Kuder, through Adil, encouraged his foster children to organize and lead armed resistance against the Japanese in areas where they wield influence.

Now old and frail, Adil still has a good memory of his exploits during the war.

Adil recalled his experience of traveling by foot in areas surrounding Lake Lanao to North Cotabato and treading the marshy areas of Maguindanao to deliver letters from Kuder to his former students in urging them to help US forces fight the Japanese invaders.

"We slept under big trees. The mosquitoes were so terrible," he said.

"Sometimes there were sleepless nights because of heavy monsoon. Despite the difficulties, we managed to contact those Mr. Kuder wanted to reach through letters," Adil said.

Pendatun and Gumbay Piang, a teacher in a school in Dulawan (now Datu Piang, Maguindanao), were the first to respond to Kuder’s challenge.

Piang subsequently gathered their relatives and made them swear over the Qur’an to fight the invaders of their homeland.

Members of two big Maranaw clans, Mindalano and Manalao, whose leaders were close friends of Kuder, also joined and pledged to fight the Japanese.

"(The) fighters then were so ferocious. With very limited weaponry, they ambushed Japanese and attacked them with Springfield bolt-action rifles, bows and poisoned darts from a distance. The zeal of helping the US government was so enormous. We fought without expecting anything from the Americans in return," Adil said.

Contemporary historians said the Muslim fighters reached as far as what are now Makilala in North Cotabato and Digos City, at the center of Davao del Sur, in stalking the Japanese.

An 80-year-old Baimasla Mohammad, a daughter of Karim who was a member of the bolo battalion during the war, recalls her father’s frequent gathering of toxic sap of a very rare tree in forested areas of this town and Damulog, Bukidnon, for their poisoned darts and arrows.

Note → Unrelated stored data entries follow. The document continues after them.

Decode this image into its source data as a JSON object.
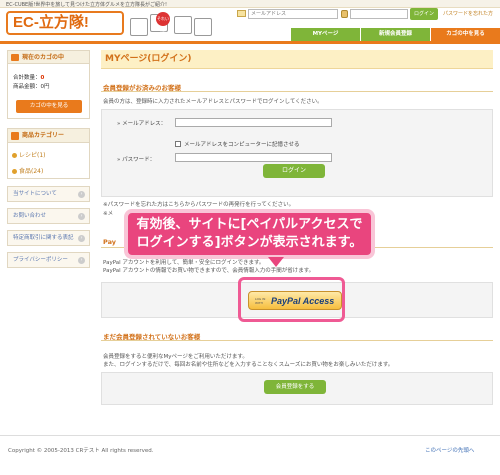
{
  "header": {
    "tagline": "EC-CUBE版!世界中を旅して見つけた立方体グルメを立方隊長がご紹介!",
    "logo_text": "EC-立方隊!",
    "mascot_badge": "それいけ!",
    "mail_placeholder": "メールアドレス",
    "login_button": "ログイン",
    "forgot_link": "パスワードを忘れた方"
  },
  "nav": {
    "mypage": "MYページ",
    "register": "新規会員登録",
    "cart": "カゴの中を見る"
  },
  "sidebar": {
    "cart_title": "現在のカゴの中",
    "cart_qty_label": "合計数量：",
    "cart_qty": "0",
    "cart_amount_label": "商品金額：",
    "cart_amount": "0円",
    "cart_button": "カゴの中を見る",
    "category_title": "商品カテゴリー",
    "categories": [
      "レシピ(1)",
      "食品(24)"
    ],
    "links": [
      "当サイトについて",
      "お問い合わせ",
      "特定商取引に関する表記",
      "プライバシーポリシー"
    ]
  },
  "main": {
    "page_title": "MYページ(ログイン)",
    "member_section_title": "会員登録がお済みのお客様",
    "member_intro": "会員の方は、登録時に入力されたメールアドレスとパスワードでログインしてください。",
    "email_label": "» メールアドレス：",
    "remember_text": "メールアドレスをコンピューターに記憶させる",
    "password_label": "» パスワード：",
    "login_button": "ログイン",
    "forgot_text_1": "※パスワードを忘れた方はこちらからパスワードの再発行を行ってください。",
    "forgot_text_2": "※メ",
    "paypal_section_title": "Pay",
    "paypal_text_1": "PayPal アカウントを利用して、簡単・安全にログインできます。",
    "paypal_text_2": "PayPal アカウントの情報でお買い物できますので、会員情報入力の手間が省けます。",
    "paypal_button_small": "LOG IN WITH",
    "paypal_button_text": "PayPal Access",
    "nonmember_title": "まだ会員登録されていないお客様",
    "nonmember_text_1": "会員登録をすると便利なMyページをご利用いただけます。",
    "nonmember_text_2": "また、ログインするだけで、毎回お名前や住所などを入力することなくスムーズにお買い物をお楽しみいただけます。",
    "register_button": "会員登録をする"
  },
  "callout": {
    "line1": "有効後、サイトに[ペイパルアクセスで",
    "line2": "ログインする]ボタンが表示されます。"
  },
  "footer": {
    "copyright": "Copyright © 2005-2013 CRテスト All rights reserved.",
    "page_top": "このページの先頭へ"
  },
  "colors": {
    "accent_orange": "#e97a1c",
    "accent_green": "#7fb539",
    "callout_pink": "#e9457e"
  }
}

"Immediately after preparing the concoction, he and his companions would leave right away, report to their leader, Datu Salipada, who, in turn, will have the poisoned darts and arrows delivered to his forces in the field," Mohammad said in the Maguindanaon dialect.

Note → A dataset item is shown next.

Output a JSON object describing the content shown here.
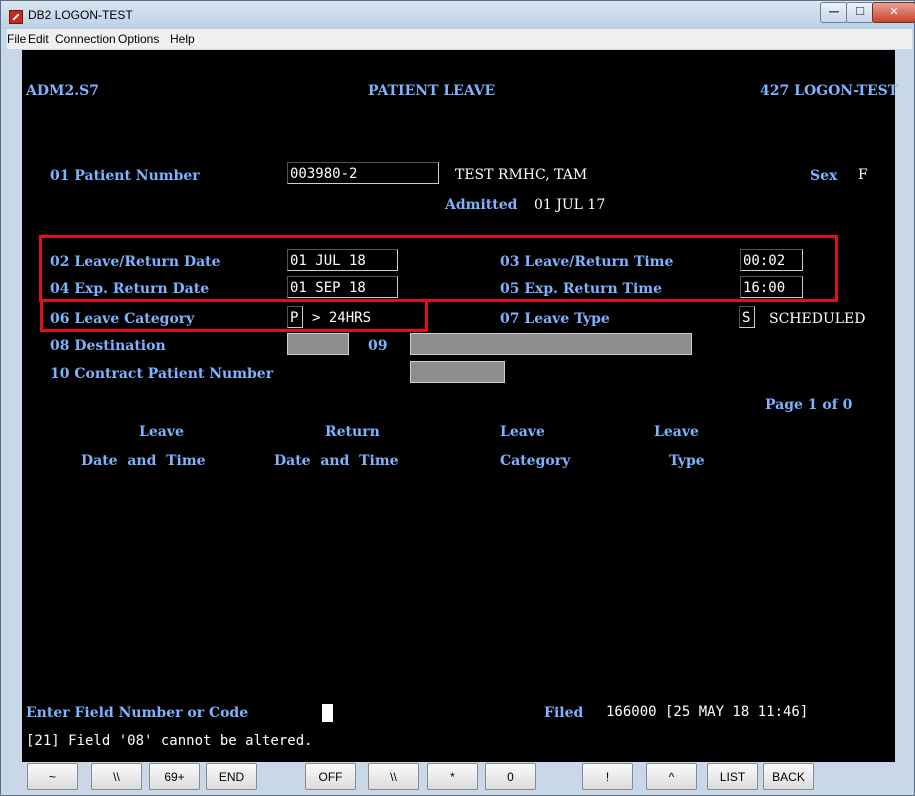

One of the most battle-hardened warriors here who fought the Japanese was Kagui Magandingan Manalos, an adopted brother of Matalam, who became governor of the Empire province of Cotabato about a decade after World War II.

Pendatun, on the other hand, became member of the old Philippine Congress, serving his district from the late 1950s until 1972 when the entire country was placed under martial law by the late strongman Ferdinand Marcos.

Manalos, at the ripe age of 75, along with his relatives, fought the Army from 1992 to 1995 in Barangay Kibines in opposing the construction of what is now the Malitubog-Maridagao Irrigation Project.

The Manalos family was so apprehensive then that the project, if completed, would only trigger the influx of non-Muslim settlers and, in effect, displace the area’s native inhabitants.

The 200-hectare camp of the Army’s 602nd Brigade, where the ongoing RP-US military training is being held, was, in fact, named Camp Lucero, in honor of an Army ranger, Maj. Alex Lucero who was killed in a three-hour firefight with the group of Manalos in 1993.

For the still surviving members of the Muslim guerrilla forces that fought the Japanese under the US flag in Central Mindanao, they called for all history books to be rewritten to highlight the contribution of the Muslim people in Mindanao in the struggle for Philippine independence.

"My great grandfathers Datu Salipada Pendatun and Datu Udtog Matalam both passed away keeping in their hearts the vivid and colorful memories of the Muslim-US cooperation during World War II," said the 37-year-old politician in the second district of Maguindanao.